たまたま難病物の作品を見たら、ハマった。同じ系統の話を、たくさん見たり読んだりした。同じものを何度もリピートした。春休みだったので、ずっとハマっていた。まさに泥沼だ。その泥の水分は、俺の目から出た。涙が溢れて溢れて、自分でも、どうにかなりそうな午後、隣の住んでいる同級生の幼馴染がやってきた。彼女の母親から、俺の母親への届け物を持って来たのだ。母が不在だったので俺が応対した。俺の顔を見るなり、あいつは驚いた。
「どうしたの、その顔?」
「何が?」
「目の周り、凄く腫れてる」
「そうかな」
 俺は靴箱の上にある鏡に自分の顔を映して、驚いた。両目の周囲が試合を終えたボクサーみたいに腫れあがっている。
「うわ」
「凄く腫れてるでしょ? ねえ、どうしたのそれ?」
 難病物の作品を徹夜して見続け、ずっと泣いていたら目が腫れたみたい……とは言いにくい。こいつには弱みを見せたくないのだ。
「えっと……まあ、実は病気になっちゃって」
「風邪?」
「いや」
「花粉症」
「いやあ」
「新型コロナとか、インフルエンザ?」
 しつこく聞いてきたので俺は軽い気持ちで嘘を吐いた。
「不治の病。でも、死ぬほどのことじゃない」
 あいつは真面目な顔で言った。
「それじゃ、あたしとおんなじだね」
「え?」
「あたしもね、不治の病なんだ」
 俺は自分の腫れた瞼を見たときよりも驚いた。
「嘘だろ! そんな話、聞いたことないぞ!」
「言ったことないもん。でも、あなたのママは知っているよ。うちのママが伝えたから」
「どうして俺に言わなかったんだ!」
 あいつは俯いた。
「だって、知られたくなかったから」
「どうしてだよ!」
「今まで通り、普通に接して欲しいから」
 俺は少しカッとなった。
「そんな、そんな大事なこと、どうして言ってくれなかったんだよ! 俺たち、ずっと昔から仲良くやってきたじゃないか! 喧嘩をする方が多いけど、それでも、俺たちは友達だろ! 言ってくれよ……教えてくれよ、そんな大事なことを、どうして黙ってたんだよ」
 自分でも驚いたが、最後は涙声になっていた。どうやら俺は難病物に入れ込み過ぎて、精神状態が不安定になっていたようだ。言わなくていいことまで言ってしまった。

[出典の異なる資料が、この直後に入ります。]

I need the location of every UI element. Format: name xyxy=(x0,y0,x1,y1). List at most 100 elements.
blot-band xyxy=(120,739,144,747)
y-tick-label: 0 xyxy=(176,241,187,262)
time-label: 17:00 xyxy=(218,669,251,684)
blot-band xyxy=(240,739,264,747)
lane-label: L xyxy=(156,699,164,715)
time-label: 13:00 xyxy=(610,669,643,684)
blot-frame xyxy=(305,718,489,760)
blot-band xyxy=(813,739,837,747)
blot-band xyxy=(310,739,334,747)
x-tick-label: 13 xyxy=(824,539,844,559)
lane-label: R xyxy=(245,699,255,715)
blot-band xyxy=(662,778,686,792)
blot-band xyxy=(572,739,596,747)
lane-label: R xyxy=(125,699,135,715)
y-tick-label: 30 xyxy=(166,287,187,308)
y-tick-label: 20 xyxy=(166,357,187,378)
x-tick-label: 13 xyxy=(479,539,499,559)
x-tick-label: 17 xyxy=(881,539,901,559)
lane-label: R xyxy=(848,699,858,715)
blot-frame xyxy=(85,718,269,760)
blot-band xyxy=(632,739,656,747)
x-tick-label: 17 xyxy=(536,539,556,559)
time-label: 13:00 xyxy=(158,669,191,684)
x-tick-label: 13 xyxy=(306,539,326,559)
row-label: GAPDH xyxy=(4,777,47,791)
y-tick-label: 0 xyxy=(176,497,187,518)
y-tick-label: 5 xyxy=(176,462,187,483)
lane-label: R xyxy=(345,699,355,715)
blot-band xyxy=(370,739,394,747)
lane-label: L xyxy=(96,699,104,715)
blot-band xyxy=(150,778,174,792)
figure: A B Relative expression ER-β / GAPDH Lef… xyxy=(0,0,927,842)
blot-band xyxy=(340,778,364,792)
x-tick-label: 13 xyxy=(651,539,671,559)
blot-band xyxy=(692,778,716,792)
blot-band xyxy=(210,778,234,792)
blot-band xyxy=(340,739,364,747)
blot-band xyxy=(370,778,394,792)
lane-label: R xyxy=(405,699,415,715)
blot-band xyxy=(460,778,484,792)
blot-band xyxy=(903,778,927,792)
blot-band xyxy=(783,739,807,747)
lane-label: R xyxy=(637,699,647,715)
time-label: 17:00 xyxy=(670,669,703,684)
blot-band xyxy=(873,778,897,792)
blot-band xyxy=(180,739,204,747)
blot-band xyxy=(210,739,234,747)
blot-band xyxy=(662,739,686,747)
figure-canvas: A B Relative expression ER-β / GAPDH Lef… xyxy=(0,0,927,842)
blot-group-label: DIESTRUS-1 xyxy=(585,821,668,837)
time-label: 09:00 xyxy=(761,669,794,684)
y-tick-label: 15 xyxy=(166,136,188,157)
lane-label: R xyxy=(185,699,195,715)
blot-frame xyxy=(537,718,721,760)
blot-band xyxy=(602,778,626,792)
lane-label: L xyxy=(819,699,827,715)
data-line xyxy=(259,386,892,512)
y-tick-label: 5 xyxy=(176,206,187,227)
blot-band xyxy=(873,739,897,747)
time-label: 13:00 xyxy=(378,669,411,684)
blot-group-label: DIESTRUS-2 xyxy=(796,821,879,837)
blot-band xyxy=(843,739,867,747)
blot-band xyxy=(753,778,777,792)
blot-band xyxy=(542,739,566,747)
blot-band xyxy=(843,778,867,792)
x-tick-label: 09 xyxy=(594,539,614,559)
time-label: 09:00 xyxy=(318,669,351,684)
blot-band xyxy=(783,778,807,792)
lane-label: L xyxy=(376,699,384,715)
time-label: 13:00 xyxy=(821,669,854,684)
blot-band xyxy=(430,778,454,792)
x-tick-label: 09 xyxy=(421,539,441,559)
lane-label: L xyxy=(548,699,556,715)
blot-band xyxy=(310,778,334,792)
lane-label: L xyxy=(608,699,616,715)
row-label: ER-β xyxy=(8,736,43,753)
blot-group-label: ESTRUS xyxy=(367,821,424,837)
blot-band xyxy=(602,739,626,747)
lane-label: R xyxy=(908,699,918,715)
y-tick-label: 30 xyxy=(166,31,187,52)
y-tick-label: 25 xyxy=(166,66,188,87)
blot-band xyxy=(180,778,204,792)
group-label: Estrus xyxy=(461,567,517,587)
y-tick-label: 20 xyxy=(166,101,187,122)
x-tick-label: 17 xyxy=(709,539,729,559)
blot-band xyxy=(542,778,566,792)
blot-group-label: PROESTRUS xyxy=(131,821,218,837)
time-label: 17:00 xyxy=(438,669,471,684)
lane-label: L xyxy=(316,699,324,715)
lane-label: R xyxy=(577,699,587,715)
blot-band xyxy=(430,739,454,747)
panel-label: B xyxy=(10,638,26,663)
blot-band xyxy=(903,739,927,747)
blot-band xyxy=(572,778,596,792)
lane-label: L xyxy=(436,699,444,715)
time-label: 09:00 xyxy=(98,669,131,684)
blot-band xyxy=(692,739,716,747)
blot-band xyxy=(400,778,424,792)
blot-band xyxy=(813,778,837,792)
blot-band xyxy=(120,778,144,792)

「お前が、そんな病気だって知っていたら、もっと優しくしてあげたのに。お前のためなら、何だってしてあげるのに。何だって、おまえの望みをかなえてやるよ、ずっと好きだった。言えなかったけど、ずっと言えなかったけど、ずっと好きだった……」
 泣き腫らした顔で俺は告白した。
 あいつは、かなり驚いた様子だった。顔を真っ赤にして、慌てたときの癖の変な動きをしながら、俺を見つめる。その動きが、遂に止まった。
「それ、本当?」
「本当の気持ちだ」
「嘘じゃなくて?」
「嘘なんて言わない」
「今日、エイプリルフールなんだけど」
「え」
「あのね、怒らないで聞いてね。さっき言った話、嘘」
「う・そ?」
「そう、不治の病がどうしたこうしたって話、全部、嘘」
 俺はブチ切れた。
「嘘だと! 俺は本気で心配したんだぞ!」
 あいつは玄関を飛び出した。ドアを閉める直前、俺に「にま~」と気色悪い笑顔を向けてきた。バカにしてんのか。ああ、あいつは難病物のヒロインなんか絶対に向いてない!